Take the West Face Approach up the talus slope.The route starts 2 cracks right of McCarthy West Face.

Route Description


This route was originally aided by the Legendary Fred Becky and Eric Bjornstad in September of 1967. Bob Yoho and Chick Holtkamp came to the Tower, in the summer of 1978 and found that they could free climb the route. It is a Classic and the subject of many posters, calendars and a movie. Protection is Excellent.

Pitch 1. (5.9, 80 ft.) Jam the right hand crack up to the obvious belay ledge at the base of the Long Stem. You will find a 2 Big Bolt Belay. The crux is the last 15-20 ft. of the crack.

Pitch2. (5.10d, 140 ft) Feet stem, hands and fingers can jam the left hand crack. No hard moves. No easy moves. It is simply continuous, highly systematic and Wildly Enjoyable. Belay on the column top to the left from a Big Bolt Belay.

Pitch 3. (5.8, 50 ft.) Join McCarthy West Face for a pitch and climb the Classic hand crack to yet another large column top and Big Bolt Belay.

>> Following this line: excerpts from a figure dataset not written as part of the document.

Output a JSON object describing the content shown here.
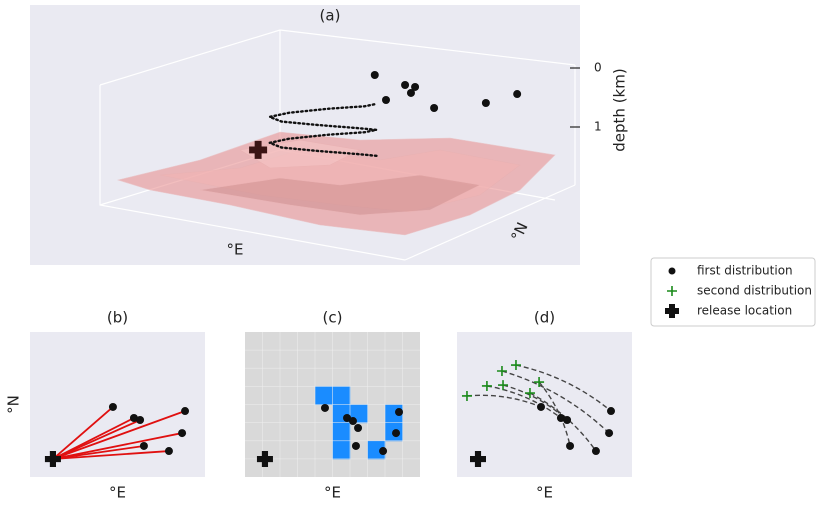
{
  "chart_data": [
    {
      "type": "scatter3d",
      "title": "(a)",
      "xlabel": "°E",
      "ylabel": "°N",
      "zlabel": "depth (km)",
      "xlim": [
        0,
        10
      ],
      "ylim": [
        0,
        10
      ],
      "zlim": [
        0,
        1.6
      ],
      "zticks": [
        0,
        1
      ],
      "series": [
        {
          "name": "first distribution",
          "color": "#111111",
          "x": [
            4.99,
            6.29,
            6.63,
            6.95,
            6.91,
            8.44,
            9.17,
            9.21
          ],
          "y": [
            6.81,
            6.29,
            6.27,
            5.5,
            4.18,
            4.26,
            5.9,
            7.57
          ],
          "z": [
            0,
            0,
            0,
            0,
            0,
            0,
            0,
            0
          ]
        },
        {
          "name": "release location",
          "color": "#3a1414",
          "x": [
            3.26
          ],
          "y": [
            3.26
          ],
          "z": [
            1.1
          ]
        },
        {
          "color": "#111111",
          "x": [
            5.7,
            5.38,
            4.6,
            3.82,
            3.5,
            3.82,
            4.6,
            5.38,
            5.7,
            5.38,
            4.6,
            3.82,
            3.5,
            3.82,
            4.6,
            5.38,
            5.7
          ],
          "y": [
            5.7,
            5.17,
            4.3,
            3.61,
            3.5,
            4.03,
            4.9,
            5.59,
            5.7,
            5.17,
            4.3,
            3.61,
            3.5,
            4.03,
            4.9,
            5.59,
            5.7
          ],
          "z": [
            1.2,
            1.15,
            1.09,
            1.04,
            0.98,
            0.93,
            0.87,
            0.82,
            0.76,
            0.71,
            0.65,
            0.6,
            0.54,
            0.49,
            0.43,
            0.38,
            0.32
          ]
        }
      ]
    },
    {
      "type": "scatter",
      "title": "(b)",
      "xlabel": "°E",
      "ylabel": "°N",
      "xlim": [
        0,
        10
      ],
      "ylim": [
        0,
        10
      ],
      "connect": "release",
      "connect_color": "#e01010",
      "series": [
        {
          "name": "first distribution",
          "color": "#111111",
          "x": [
            4.74,
            5.94,
            6.29,
            8.86,
            8.69,
            6.51,
            7.94
          ],
          "y": [
            4.83,
            4.07,
            3.93,
            4.55,
            3.03,
            2.14,
            1.79
          ]
        },
        {
          "name": "release location",
          "color": "#111111",
          "x": [
            1.31
          ],
          "y": [
            1.24
          ]
        }
      ]
    },
    {
      "type": "scatter",
      "title": "(c)",
      "xlabel": "°E",
      "xlim": [
        0,
        10
      ],
      "ylim": [
        0,
        10
      ],
      "grid_cells": [
        10,
        8
      ],
      "cell_color": "#1a8cff",
      "cells": {
        "col": [
          4,
          5,
          5,
          5,
          5,
          6,
          7,
          8,
          8
        ],
        "row": [
          3,
          3,
          4,
          5,
          6,
          4,
          6,
          4,
          5
        ]
      },
      "series": [
        {
          "name": "first distribution",
          "color": "#111111",
          "x": [
            4.57,
            5.83,
            6.17,
            6.46,
            6.34,
            7.89,
            8.8,
            8.63
          ],
          "y": [
            4.76,
            4.07,
            3.86,
            3.38,
            2.14,
            1.79,
            4.48,
            3.03
          ]
        },
        {
          "name": "release location",
          "color": "#111111",
          "x": [
            1.14
          ],
          "y": [
            1.24
          ]
        }
      ]
    },
    {
      "type": "scatter",
      "title": "(d)",
      "xlabel": "°E",
      "xlim": [
        0,
        10
      ],
      "ylim": [
        0,
        10
      ],
      "connect": "pairs",
      "connect_color": "#444444",
      "series": [
        {
          "name": "first distribution",
          "color": "#111111",
          "x": [
            4.8,
            5.94,
            6.29,
            8.8,
            8.69,
            6.46,
            7.94
          ],
          "y": [
            4.83,
            4.07,
            3.93,
            4.55,
            3.03,
            2.14,
            1.79
          ]
        },
        {
          "name": "second distribution",
          "color": "#1a8a1a",
          "x": [
            0.57,
            1.71,
            2.63,
            3.37,
            2.57,
            4.69,
            4.17
          ],
          "y": [
            5.59,
            6.28,
            6.34,
            7.72,
            7.31,
            6.55,
            5.79
          ]
        },
        {
          "name": "release location",
          "color": "#111111",
          "x": [
            1.2
          ],
          "y": [
            1.24
          ]
        }
      ]
    }
  ],
  "legend": {
    "position": "right"
  }
}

Pitch 4.( 5.10a, 160 ft.) Climb the left hand crack until feasable to traverse to the right crack. Jam that crack through both roofs and in to the chimney above. Belay at a bolted stance. The crux is passing the first roof. ( Many parties avoid this 5.10 climbing and follow McCarthy West Face Route to the summit. Others, in search of more adventure, climb the crack to the right ( La Vaca Soliraria 5.11) and rejoin El Matador above the Grey Roofs

Pitch 5. (5.5, 70 ft.) Continue up the chimney, to its end.